In writing for the majority, Chief Justice John Roberts argued that killing the subsidies would all but ruin the state markets, which could not have been Congress’ intent. “Congress passed the Affordable Care Act to improve health insurance markets, not to destroy them,” Roberts wrote.

He added: “The combination of no tax credits and an ineffective coverage requirement could well push a State’s individual insurance market into a death spiral. It is implausible that Congress meant the Act to operate in this manner.”

In reference to flawed wording of the five-year-old law that opened it to this challenge, Roberts noted: “The argument that the phrase ‘established by the State’ would be superfluous if Congress meant to extend tax credits to both State and Federal Exchanges is unpersuasive.”

This was the second time Roberts has sided with the ACA. In a previous ruling, the court validated the health law’s mandate that Americans buy health insurance. This prompted Elon University law professor Steven Friedland to dub him “the chief protector of the Affordable Care Act.”

In a snarky dissent from the bench, Justice Antonin Scalia quipped: “We should start calling this law SCOTUScare.”
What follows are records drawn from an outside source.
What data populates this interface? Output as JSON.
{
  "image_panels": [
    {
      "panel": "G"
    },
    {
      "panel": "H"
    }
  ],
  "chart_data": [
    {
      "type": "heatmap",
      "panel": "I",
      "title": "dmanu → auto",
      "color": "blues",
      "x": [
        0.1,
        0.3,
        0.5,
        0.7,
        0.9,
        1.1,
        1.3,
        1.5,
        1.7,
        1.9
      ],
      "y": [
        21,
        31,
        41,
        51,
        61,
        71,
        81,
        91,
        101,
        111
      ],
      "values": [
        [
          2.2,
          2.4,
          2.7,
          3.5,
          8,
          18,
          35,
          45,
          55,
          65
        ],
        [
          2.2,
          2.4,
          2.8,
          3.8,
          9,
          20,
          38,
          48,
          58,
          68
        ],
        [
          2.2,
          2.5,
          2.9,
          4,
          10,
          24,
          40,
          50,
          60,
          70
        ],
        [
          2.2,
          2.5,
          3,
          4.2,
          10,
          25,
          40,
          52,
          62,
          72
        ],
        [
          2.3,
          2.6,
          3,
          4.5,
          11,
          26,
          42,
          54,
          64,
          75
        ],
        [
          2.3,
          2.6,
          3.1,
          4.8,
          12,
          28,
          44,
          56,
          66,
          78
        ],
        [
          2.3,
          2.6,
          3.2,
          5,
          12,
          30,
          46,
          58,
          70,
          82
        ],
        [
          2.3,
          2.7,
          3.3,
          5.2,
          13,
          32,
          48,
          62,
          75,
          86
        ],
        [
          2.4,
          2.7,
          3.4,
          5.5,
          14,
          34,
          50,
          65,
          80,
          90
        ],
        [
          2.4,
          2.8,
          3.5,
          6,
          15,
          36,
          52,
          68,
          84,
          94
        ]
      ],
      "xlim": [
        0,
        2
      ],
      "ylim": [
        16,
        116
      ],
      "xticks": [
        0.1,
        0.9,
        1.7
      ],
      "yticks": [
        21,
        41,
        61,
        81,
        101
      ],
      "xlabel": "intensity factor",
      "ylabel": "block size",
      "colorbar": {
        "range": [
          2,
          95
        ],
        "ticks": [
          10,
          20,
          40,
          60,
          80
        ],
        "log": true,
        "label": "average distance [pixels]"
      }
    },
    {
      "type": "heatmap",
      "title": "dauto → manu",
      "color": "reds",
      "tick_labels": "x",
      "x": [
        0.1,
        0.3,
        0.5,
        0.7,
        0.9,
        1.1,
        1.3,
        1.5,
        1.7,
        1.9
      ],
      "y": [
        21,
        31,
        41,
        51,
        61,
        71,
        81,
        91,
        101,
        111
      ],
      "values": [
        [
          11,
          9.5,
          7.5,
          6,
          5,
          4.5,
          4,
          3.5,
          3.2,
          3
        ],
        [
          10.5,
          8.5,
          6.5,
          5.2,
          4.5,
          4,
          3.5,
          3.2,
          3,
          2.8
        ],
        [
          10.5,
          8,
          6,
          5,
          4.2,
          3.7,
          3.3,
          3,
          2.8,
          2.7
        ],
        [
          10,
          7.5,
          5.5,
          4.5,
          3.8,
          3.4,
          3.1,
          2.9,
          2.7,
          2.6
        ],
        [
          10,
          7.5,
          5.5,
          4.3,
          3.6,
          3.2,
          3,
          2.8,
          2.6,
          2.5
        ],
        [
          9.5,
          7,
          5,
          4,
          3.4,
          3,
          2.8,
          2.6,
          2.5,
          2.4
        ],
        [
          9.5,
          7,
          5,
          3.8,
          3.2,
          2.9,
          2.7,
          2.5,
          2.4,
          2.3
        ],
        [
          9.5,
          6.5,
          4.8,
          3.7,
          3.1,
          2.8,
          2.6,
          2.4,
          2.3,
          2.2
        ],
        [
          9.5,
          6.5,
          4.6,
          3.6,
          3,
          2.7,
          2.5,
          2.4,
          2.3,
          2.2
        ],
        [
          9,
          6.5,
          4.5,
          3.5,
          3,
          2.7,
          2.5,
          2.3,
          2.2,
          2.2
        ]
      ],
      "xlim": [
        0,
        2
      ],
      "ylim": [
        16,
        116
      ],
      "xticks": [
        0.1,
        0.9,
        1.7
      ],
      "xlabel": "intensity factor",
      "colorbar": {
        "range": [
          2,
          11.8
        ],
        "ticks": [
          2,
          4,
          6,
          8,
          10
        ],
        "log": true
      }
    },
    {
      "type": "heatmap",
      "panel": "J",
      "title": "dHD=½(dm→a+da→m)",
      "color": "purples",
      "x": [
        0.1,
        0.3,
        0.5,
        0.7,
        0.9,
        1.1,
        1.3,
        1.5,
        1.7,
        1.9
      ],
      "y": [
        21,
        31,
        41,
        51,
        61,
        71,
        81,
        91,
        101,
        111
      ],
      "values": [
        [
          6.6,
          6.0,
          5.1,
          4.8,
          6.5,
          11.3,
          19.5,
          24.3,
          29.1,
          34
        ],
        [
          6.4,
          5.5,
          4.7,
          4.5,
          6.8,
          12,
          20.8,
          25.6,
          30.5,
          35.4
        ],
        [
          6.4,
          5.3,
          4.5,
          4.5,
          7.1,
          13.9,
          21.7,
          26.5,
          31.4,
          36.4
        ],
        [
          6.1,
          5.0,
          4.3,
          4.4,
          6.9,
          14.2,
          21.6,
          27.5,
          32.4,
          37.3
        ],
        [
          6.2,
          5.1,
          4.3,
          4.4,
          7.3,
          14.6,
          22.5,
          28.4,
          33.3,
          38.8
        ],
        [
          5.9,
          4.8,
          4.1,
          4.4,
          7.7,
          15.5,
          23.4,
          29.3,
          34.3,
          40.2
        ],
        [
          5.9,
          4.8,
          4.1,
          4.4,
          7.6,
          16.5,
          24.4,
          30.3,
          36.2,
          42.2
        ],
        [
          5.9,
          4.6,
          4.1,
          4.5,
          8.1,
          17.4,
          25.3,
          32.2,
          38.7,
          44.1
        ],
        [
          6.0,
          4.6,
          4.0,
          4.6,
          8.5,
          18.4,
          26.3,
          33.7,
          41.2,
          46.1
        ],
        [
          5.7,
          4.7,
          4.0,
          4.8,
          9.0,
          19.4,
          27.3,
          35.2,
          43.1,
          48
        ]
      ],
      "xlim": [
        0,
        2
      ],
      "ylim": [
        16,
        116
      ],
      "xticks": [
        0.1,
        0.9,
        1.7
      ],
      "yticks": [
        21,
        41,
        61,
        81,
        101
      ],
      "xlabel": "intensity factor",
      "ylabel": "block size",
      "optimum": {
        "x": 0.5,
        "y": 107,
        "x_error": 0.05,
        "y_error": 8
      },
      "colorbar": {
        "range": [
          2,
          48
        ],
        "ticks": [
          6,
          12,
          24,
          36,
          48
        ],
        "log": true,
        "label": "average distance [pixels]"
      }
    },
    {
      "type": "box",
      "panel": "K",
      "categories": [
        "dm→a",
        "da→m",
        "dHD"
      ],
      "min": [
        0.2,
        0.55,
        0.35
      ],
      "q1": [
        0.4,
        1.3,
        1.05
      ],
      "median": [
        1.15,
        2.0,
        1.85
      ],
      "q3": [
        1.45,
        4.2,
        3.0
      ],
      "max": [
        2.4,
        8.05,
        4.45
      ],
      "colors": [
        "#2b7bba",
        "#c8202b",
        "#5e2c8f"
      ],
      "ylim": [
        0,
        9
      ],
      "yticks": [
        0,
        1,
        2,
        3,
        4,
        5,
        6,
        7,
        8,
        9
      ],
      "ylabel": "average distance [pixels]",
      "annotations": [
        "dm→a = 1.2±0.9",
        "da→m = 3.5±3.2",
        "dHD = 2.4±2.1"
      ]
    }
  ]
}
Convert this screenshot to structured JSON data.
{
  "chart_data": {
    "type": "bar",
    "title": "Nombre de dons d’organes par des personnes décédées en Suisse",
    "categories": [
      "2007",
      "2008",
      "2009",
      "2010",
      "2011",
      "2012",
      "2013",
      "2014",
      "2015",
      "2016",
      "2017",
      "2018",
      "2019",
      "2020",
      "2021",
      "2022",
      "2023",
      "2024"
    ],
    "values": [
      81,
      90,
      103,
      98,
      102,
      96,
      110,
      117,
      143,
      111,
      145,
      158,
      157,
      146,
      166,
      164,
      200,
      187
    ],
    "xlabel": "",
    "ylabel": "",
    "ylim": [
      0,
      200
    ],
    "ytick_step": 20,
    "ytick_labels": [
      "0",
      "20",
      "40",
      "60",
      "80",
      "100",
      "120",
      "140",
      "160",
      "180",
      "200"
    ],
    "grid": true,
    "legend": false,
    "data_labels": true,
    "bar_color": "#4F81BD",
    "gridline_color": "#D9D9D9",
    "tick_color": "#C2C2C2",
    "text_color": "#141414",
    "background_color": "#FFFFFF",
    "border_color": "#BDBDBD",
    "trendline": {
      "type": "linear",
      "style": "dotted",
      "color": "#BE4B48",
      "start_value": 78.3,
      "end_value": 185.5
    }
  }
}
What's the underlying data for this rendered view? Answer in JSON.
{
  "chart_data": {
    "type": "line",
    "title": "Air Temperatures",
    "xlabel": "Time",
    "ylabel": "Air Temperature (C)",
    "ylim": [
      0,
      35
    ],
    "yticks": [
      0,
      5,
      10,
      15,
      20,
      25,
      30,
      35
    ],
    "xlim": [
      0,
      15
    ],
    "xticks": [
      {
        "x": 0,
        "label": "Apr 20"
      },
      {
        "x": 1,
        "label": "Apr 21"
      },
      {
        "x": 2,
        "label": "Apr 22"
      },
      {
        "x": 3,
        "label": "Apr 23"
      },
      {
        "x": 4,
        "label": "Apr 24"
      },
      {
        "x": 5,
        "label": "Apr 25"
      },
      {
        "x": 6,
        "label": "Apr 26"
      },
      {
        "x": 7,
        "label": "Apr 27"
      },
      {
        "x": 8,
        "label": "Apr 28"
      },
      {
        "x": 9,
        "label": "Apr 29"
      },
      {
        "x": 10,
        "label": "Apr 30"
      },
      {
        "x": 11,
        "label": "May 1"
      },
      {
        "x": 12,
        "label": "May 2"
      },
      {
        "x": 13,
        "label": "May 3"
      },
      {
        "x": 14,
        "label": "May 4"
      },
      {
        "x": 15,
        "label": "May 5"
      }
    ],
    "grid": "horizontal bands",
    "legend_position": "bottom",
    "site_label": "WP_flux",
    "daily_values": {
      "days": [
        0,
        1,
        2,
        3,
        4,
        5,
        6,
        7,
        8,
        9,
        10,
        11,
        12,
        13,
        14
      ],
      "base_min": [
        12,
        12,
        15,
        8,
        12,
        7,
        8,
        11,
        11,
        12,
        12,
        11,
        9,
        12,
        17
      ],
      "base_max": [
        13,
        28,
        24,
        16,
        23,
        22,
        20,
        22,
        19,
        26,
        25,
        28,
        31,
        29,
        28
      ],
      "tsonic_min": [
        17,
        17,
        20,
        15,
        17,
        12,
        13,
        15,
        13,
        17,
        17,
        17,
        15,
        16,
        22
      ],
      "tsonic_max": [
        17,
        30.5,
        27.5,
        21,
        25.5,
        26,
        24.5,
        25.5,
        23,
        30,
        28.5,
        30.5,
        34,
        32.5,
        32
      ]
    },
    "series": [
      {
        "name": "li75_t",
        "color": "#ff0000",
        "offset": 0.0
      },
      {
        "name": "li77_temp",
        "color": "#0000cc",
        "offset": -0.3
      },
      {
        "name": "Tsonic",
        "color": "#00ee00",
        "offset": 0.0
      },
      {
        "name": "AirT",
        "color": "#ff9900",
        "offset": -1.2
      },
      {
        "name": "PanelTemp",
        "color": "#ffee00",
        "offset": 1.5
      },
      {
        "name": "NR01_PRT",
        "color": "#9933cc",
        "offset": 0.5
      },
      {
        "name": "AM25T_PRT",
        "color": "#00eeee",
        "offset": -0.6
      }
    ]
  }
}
This was an enormous victory for President Obama. Most importantly, it avoids the human toll that would have resulted from an adverse ruling.

Next, North Carolina should expand Medicaid coverage for thousands of residents who still fall between the coverage cracks. State leaders should have expanded Medicaid in the first place, but seemed more intent on thumbing their noses at the president than doing what’s right. Not only is most of its cost paid for by the federal government, but also it would create as many as many as 43,000 jobs. Gov. Pat McCrory had said he wanted to wait for the Affordable Care decision first before considering that step. Now that the high court has ruled, it’s time for him to act.